A relevant story

    This is a story from an article about the Russian Orthodox Saint John Maximovitch.  It's somewhat long, but I would recommend reading the whole thing.  Here was a story from the article, (which was originally written in 2012).  The relevance to the present time is apparent:

    "Vladyka's [John Maximovitch] constant attention to self-mortification had its root in the fear of God, which he possessed in the tradition of the ancient Church and of Holy Russia.  The following incident, told by O. Skopichenko and confirmed by many from Shanghai, well illustrates his daring, unshakable faith in Christ.  'Mrs. Menshikova was bitten by a mad dog.  The injections against rabies she either refused to take or took carelessly ... And then she came down with this terrible disease.  Bishop John found out about it and came to the dying woman.  He gave her Holy Communion, but just then she began having one of the fits of this disease; she began to foam at the mouth, and at the same time she spit out the Holy Gifts which she had just received.  The Holy Sacrament cannot be thrown out.  So, Vladyka picked up and put in his mouth the Holy Gifts vomited by the sick woman.  Those who were with him exclaimed: 'Vladyka, what are you doing!  Rabies is terribly contagious!'  But Vladyka peacefully answered:  'Nothing will happen; these are the Holy Gifts.'  And indeed nothing did happen.' "
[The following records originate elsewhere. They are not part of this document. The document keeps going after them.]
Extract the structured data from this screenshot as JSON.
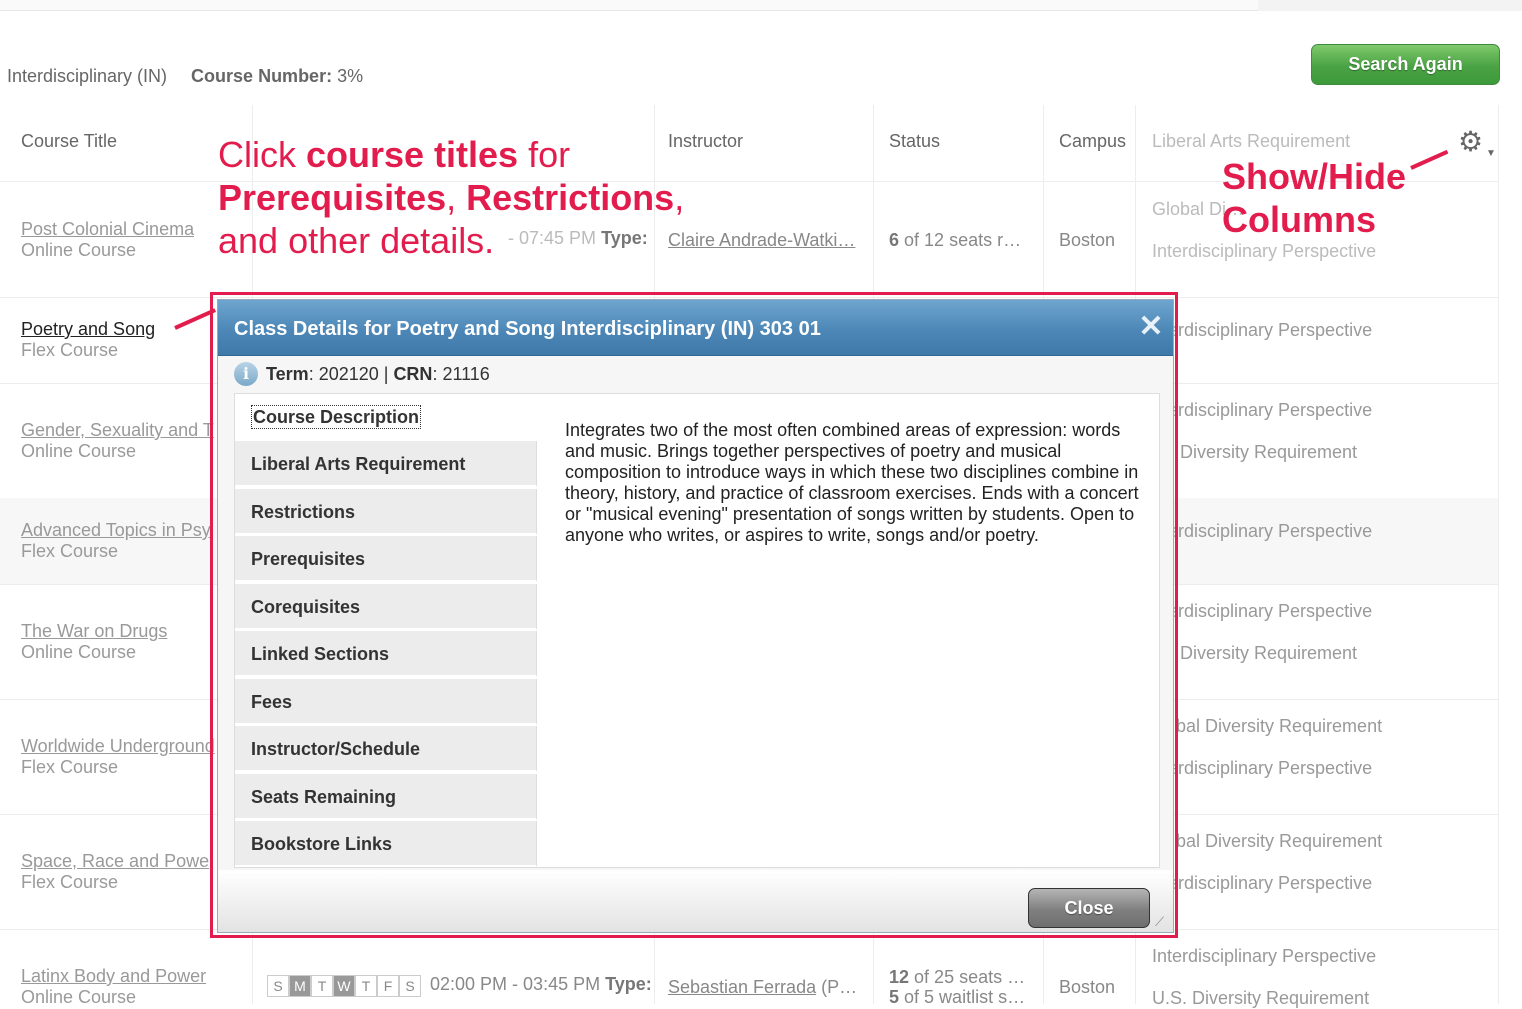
{
  "filter": {
    "subject": "Interdisciplinary (IN)",
    "course_number_label": "Course Number:",
    "course_number_value": "3%"
  },
  "search_again": "Search Again",
  "headers": {
    "title": "Course Title",
    "instructor": "Instructor",
    "status": "Status",
    "campus": "Campus",
    "lar": "Liberal Arts Requirement"
  },
  "rows": [
    {
      "title": "Post Colonial Cinema",
      "type": "Online Course",
      "time": "- 07:45 PM",
      "type_label": "Type:",
      "instructor": "Claire Andrade-Watki…",
      "status": "of 12 seats r…",
      "status_num": "6",
      "campus": "Boston",
      "lar1": "Global Di…",
      "lar2": "Interdisciplinary Perspective"
    },
    {
      "title": "Poetry and Song",
      "type": "Flex Course",
      "lar1": "erdisciplinary Perspective"
    },
    {
      "title": "Gender, Sexuality and T",
      "type": "Online Course",
      "lar1": "erdisciplinary Perspective",
      "lar2": ". Diversity Requirement"
    },
    {
      "title": "Advanced Topics in Psy",
      "type": "Flex Course",
      "lar1": "erdisciplinary Perspective"
    },
    {
      "title": "The War on Drugs",
      "type": "Online Course",
      "lar1": "erdisciplinary Perspective",
      "lar2": ". Diversity Requirement"
    },
    {
      "title": "Worldwide Underground",
      "type": "Flex Course",
      "lar1": "bal Diversity Requirement",
      "lar2": "erdisciplinary Perspective"
    },
    {
      "title": "Space, Race and Powe",
      "type": "Flex Course",
      "lar1": "bal Diversity Requirement",
      "lar2": "erdisciplinary Perspective"
    },
    {
      "title": "Latinx Body and Power",
      "type": "Online Course",
      "time": "02:00 PM - 03:45 PM",
      "type_label": "Type:",
      "instructor": "Sebastian Ferrada",
      "instructor_extra": "(P…",
      "status": "of 25 seats …",
      "status_num": "12",
      "status2": "of 5 waitlist s…",
      "status2_num": "5",
      "campus": "Boston",
      "lar1": "Interdisciplinary Perspective",
      "lar2": "U.S. Diversity Requirement"
    }
  ],
  "days": [
    "S",
    "M",
    "T",
    "W",
    "T",
    "F",
    "S"
  ],
  "annotations": {
    "left_l1_pre": "Click ",
    "left_l1_bold": "course titles",
    "left_l1_post": " for",
    "left_l2_a": "Prerequisites",
    "left_l2_sep": ", ",
    "left_l2_b": "Restrictions",
    "left_l2_end": ",",
    "left_l3": "and other details.",
    "right_l1": "Show/Hide",
    "right_l2": "Columns"
  },
  "modal": {
    "title": "Class Details for Poetry and Song Interdisciplinary (IN) 303 01",
    "term_label": "Term",
    "term_value": ": 202120 | ",
    "crn_label": "CRN",
    "crn_value": ": 21116",
    "tabs": [
      "Course Description",
      "Liberal Arts Requirement",
      "Restrictions",
      "Prerequisites",
      "Corequisites",
      "Linked Sections",
      "Fees",
      "Instructor/Schedule",
      "Seats Remaining",
      "Bookstore Links"
    ],
    "description": "Integrates two of the most often combined areas of expression: words and music. Brings together perspectives of poetry and musical composition to introduce ways in which these two disciplines combine in theory, history, and practice of classroom exercises. Ends with a concert or \"musical evening\" presentation of songs written by students. Open to anyone who writes, or aspires to write, songs and/or poetry.",
    "close": "Close"
  },
  "colors": {
    "annotation": "#e21d4d",
    "header_blue": "#4d87b7",
    "search_green": "#4aa244"
  }
}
    This is an incredible story.  I do not have much to add except that Christians (including those who do not formally canonize saints or who are not Orthodox (for instance, I myself am a Roman Catholic)) should think seriously about the beliefs and actions of those who are exemplars of their faith.  Even if we are not at their level, we can learn from them.  For instance, not everyone needs to or can go out into the desert and become a hermit, but the fact that such people did exist and the nature of their actions gives us much food for thought.


  1. I have a copy of Blessed John the Wonderworker by Fr Seraphim Rose. St John was clearly a modern instance of the ancient miracle working saint - like my local Cuthbert of Lindisfarne.

    1. Cuthbert was a remarkable man. I enjoyed the story in Bede's biography of how a piece of leather from his hermitage on Farne cured the swelling of Fegild's face.